Cuando Diomedes hizo su aparición comprendí que era el mejor de todos, un auténtico soberano y guerrero. Tenía el mismo aire de experiencia mundana que poseía Teseo, aunque era tan moreno como rubio aquél, tan moreno como Agamenón. ¡Qué hermoso! Alto y esbelto como una pantera negra. Sus ojos irradiaban un humor insolente, su boca parecía estar siempre riendo. Y desde el primer instante comprendí que lo escogería. Cuando me habló, su mirada me embelesó, sentí una intensa oleada de deseo y un dolor en el sexo. Sí, escogería a Diomedes, futuro rey de Argos.

En cuanto llegó el último de todos, mi padre celebró un gran banquete. Yo me sentaba en el estrado como una reina, simulando no advertir las miradas que continuamente me dirigían un centenar de pares de ojos ardientes, mientras que mis ojos se escapaban todo lo posible hacia Diomedes, quien de pronto desvió su atención de mí y la centró en un hombre que se abría camino entre los bancos. Su llegada fue recibida con gritos de entusiasmo por unos y miradas reprobatorias por otros.

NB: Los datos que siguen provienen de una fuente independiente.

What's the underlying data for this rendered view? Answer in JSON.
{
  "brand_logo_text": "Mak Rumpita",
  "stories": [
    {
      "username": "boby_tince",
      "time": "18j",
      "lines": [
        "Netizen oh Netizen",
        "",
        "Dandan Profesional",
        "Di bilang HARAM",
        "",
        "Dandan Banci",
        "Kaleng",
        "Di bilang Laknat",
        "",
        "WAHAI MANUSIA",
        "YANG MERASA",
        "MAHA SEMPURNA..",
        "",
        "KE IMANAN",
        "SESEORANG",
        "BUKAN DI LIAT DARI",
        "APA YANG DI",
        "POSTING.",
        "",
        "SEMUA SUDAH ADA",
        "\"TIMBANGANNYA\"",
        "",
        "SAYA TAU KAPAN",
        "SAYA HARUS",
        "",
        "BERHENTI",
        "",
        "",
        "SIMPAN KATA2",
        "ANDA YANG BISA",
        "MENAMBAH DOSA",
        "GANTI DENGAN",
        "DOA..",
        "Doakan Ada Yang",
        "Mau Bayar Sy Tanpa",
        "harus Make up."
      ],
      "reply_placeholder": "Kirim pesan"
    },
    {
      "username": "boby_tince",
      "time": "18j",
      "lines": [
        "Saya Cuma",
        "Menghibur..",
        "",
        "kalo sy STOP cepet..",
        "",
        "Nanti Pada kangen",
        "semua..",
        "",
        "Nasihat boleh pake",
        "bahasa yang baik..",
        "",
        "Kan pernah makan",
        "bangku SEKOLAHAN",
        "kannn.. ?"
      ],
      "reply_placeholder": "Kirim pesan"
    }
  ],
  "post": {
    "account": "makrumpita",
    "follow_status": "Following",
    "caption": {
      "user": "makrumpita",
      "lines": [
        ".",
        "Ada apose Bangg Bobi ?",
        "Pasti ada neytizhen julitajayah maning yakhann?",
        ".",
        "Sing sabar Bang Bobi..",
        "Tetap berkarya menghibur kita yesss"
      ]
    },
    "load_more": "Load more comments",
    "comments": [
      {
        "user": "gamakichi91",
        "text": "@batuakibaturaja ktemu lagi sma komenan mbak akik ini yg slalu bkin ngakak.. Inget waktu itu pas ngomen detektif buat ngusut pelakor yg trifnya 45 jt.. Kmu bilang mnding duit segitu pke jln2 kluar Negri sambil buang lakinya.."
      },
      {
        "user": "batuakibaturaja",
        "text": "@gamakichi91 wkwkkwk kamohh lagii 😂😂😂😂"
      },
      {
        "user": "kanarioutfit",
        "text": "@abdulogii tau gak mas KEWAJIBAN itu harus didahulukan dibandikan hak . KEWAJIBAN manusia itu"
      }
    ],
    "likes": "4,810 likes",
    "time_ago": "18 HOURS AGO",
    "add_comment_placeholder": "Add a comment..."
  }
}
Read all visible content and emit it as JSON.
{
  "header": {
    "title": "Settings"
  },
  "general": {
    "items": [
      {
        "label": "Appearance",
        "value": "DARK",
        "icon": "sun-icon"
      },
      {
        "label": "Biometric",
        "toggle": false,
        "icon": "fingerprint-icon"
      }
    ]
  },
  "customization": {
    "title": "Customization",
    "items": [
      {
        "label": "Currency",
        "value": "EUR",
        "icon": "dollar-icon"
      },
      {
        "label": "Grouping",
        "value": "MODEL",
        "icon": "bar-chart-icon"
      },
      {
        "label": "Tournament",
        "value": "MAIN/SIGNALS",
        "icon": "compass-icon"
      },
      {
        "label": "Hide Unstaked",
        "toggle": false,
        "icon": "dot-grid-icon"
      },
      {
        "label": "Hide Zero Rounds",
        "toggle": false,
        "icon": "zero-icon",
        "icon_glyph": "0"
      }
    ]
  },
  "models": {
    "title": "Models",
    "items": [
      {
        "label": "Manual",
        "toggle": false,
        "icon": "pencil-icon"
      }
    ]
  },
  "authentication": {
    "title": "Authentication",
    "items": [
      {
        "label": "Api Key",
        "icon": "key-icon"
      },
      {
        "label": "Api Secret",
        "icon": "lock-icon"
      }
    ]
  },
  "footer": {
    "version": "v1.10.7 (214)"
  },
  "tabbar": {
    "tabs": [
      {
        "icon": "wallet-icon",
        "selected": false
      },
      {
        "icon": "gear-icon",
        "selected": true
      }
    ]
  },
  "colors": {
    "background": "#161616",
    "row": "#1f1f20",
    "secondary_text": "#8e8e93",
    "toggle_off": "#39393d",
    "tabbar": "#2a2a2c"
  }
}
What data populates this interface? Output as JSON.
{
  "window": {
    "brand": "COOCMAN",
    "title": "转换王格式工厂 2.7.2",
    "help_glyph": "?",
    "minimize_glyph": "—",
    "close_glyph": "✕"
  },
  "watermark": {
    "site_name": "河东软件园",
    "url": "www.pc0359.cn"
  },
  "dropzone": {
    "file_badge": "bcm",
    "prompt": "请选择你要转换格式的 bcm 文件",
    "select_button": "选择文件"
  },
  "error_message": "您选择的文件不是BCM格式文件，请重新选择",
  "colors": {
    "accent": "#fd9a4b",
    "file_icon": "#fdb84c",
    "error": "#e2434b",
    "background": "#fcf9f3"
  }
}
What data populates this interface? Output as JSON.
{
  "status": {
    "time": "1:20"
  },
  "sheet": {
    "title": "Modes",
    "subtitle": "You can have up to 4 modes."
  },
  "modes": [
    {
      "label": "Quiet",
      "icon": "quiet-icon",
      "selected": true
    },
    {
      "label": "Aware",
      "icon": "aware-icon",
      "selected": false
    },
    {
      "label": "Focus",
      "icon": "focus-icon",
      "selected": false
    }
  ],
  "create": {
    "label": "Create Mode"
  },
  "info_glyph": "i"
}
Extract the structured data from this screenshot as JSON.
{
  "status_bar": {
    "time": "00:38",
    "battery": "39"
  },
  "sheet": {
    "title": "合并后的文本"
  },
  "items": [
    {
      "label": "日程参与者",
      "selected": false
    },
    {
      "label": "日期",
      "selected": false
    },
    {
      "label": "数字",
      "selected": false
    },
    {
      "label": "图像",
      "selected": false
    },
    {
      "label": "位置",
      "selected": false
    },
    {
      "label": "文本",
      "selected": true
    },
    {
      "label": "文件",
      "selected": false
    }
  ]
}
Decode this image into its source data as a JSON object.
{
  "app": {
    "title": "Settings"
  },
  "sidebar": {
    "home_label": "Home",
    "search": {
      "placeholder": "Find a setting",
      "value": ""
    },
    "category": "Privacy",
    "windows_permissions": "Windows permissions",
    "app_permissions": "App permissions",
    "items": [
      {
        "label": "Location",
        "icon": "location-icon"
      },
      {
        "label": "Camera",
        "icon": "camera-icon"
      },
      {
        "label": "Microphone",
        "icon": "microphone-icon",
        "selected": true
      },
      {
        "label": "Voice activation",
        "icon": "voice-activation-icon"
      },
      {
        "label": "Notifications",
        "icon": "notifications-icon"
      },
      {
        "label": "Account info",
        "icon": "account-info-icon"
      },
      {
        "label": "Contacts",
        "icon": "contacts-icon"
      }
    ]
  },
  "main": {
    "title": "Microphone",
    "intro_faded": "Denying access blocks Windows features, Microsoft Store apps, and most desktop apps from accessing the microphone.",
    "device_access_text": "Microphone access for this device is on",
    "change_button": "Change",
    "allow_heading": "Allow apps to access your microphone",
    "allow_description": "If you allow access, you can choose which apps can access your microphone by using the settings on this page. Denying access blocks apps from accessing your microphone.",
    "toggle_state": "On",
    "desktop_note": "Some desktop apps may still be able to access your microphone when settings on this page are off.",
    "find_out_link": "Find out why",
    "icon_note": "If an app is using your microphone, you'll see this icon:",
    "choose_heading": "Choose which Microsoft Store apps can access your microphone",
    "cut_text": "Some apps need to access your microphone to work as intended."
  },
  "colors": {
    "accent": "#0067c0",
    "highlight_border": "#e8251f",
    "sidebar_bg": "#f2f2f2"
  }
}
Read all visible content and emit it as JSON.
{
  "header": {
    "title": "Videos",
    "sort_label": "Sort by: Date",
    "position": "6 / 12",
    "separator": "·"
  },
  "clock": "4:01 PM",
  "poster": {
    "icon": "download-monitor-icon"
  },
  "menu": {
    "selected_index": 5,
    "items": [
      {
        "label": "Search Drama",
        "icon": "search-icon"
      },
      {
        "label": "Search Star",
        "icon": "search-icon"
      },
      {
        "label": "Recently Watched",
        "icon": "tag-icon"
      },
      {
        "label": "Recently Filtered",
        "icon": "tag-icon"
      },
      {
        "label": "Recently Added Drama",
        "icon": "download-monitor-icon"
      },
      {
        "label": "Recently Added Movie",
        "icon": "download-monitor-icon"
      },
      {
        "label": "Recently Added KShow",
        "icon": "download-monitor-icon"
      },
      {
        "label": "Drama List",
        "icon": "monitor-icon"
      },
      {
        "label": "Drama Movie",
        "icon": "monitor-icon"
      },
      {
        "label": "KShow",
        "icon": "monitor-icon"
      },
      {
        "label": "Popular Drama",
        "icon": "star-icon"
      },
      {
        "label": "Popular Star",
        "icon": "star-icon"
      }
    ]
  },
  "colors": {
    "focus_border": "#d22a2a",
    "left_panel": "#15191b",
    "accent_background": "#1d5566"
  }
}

Diomedes se levantó de pronto y abrazó estrechamente al desconocido. Cruzaron unas breves palabras, luego el desconocido le dio unas palmadas a Diomedes en la espalda y se adelantó hacia el estrado para saludar a mi padre y a Agamenón, quienes se habían levantado al verlo. ¿Cómo era posible que Agamenón se levantara? ¡El monarca supremo de Micenas no se levantaba por nadie!

Pero aquel hombre, el recién llegado, era diferente. Era alto, y lo hubiera sido mucho más si sus piernas hubieran estado proporcionadas al resto de su cuerpo. Pero no era así. Eran anormalmente cortas y tendían a arquearse; su estructura muscular parecía demasiado grande para apoyarse sobre miembros tan enclenques. Su rostro era realmente hermoso, de rasgos delicados y ojos grandes, de un gris luminoso, brillantes y expresivos. Era pelirrojo, sus cabellos tenían el rojo más vivo y agresivo que había visto en mi vida. Clitemnestra y Menelao palidecían a su lado.